¿Qué hice mal?
“Examina la senda que siguen tus pies y sean rectos todos tus caminos” (Prov. 4:26).
Llegó a su primera sesión de terapia con esta pregunta: “¿Qué hice mal?” Después me relató su historia, entre lágrimas; cómo no comprenderla, si yo también soy madre. Ella se había dedicado en cuerpo y alma a su único hijo: no había escatimado tiempo, ni cuidados o atención, había dado prioridad a su alimentación y a todo lo que requería para estar sano; sin embargo, con apenas 20 años, había tenido que llevarlo al hospital por una sobredosis.
En primera instancia, yo no supe qué decirle. Me parecía aquella una historia tan fuerte, que sabía que no hay palabras para aliviar ese dolor. Así que me limité a agarrarle la mano; ambas guardamos silencio. Entonces, dejó ir un alarido de dolor: “¡Todo lo que hice no sirvió para nada!” La teoría de la terapia psicológica me decía que aquella mujer cargaba un enorme “costal” de culpa que apenas le permitía respirar; hay palabras que se pueden decir en ese momento, pero en la sencillez del dolor de aquella mujer solo atiné a abrazarla y guardar silencio. La impotencia de una madre frente al fracaso de un hijo causa un dolor indescriptible.

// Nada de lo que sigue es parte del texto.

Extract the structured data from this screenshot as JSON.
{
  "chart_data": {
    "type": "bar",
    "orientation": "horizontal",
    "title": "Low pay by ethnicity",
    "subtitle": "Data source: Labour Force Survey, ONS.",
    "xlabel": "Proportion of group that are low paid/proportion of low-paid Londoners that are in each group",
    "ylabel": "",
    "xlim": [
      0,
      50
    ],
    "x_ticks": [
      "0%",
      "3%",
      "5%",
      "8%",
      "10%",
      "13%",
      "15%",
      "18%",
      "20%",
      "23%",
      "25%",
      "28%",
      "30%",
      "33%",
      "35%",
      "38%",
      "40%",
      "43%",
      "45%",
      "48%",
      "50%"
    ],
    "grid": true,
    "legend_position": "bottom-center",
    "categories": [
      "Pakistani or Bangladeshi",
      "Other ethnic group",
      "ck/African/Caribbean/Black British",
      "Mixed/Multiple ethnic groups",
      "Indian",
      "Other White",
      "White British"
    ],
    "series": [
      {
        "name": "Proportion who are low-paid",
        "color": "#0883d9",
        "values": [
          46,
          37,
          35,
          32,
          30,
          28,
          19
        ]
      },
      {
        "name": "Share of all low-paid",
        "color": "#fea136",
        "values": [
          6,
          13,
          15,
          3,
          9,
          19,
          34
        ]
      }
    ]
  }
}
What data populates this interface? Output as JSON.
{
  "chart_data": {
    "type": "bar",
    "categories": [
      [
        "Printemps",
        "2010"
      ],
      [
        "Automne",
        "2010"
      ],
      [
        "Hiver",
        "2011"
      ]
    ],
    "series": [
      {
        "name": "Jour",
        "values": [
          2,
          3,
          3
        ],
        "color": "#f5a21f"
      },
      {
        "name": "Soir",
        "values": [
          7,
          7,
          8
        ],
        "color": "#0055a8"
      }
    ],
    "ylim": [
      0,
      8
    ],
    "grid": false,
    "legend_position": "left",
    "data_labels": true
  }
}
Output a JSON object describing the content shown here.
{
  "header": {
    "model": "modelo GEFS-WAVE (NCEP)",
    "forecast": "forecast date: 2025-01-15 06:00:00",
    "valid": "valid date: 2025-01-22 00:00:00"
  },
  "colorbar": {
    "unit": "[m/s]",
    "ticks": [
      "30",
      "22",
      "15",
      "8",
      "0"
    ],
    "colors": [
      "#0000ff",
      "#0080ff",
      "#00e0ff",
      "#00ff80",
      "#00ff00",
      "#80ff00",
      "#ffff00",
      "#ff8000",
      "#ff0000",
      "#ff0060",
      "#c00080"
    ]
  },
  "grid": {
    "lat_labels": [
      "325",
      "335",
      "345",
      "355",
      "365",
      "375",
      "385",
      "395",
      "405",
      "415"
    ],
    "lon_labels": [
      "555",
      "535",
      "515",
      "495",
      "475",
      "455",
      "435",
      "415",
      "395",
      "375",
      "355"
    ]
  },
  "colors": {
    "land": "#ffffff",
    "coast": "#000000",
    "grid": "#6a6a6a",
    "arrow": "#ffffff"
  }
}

¿Cuántas veces te has sentido una madre fracasada? Si me lo preguntaras a mí, te diría que muchas. Recuerdo en ocasiones los errores que cometí con mis hijas y cómo, en el momento, me hicieron sentir un fracaso como madre. Pero luego recuerdo que Dios, aun siendo un Padre que nunca ha cometido un error, ha tenido que ver (y sigue teniendo que ver) cómo algunos de sus hijos se pierden en el camino equivocado.
Los sentimientos de fracaso y de culpa pueden ser muy abrumadores cuando se trata de los hijos. Si no hiciste lo correcto “allá y entonces”, hazlo “aquí y ahora”; redimir el tiempo malgastado es una oportunidad que Dios nos ofrece para reparar, restaurar y sanar la relación con nuestros hijos. Con paciencia, aceptación y un sincero deseo de reconstruir, acércate a los tuyos sin reprocharte nada. Solo recrea lo que pudiste haber hecho y no hiciste.
Concéntrate en sanar tus heridas y las de tus hijos. Pon cada día bálsamo en las cicatrices, con amor abnegado, sin culpa y sin remordimientos. Tus hijos necesitan a una madre honesta y cariñosa, no a una mujer que se victimiza llorando por los rincones sin consuelo.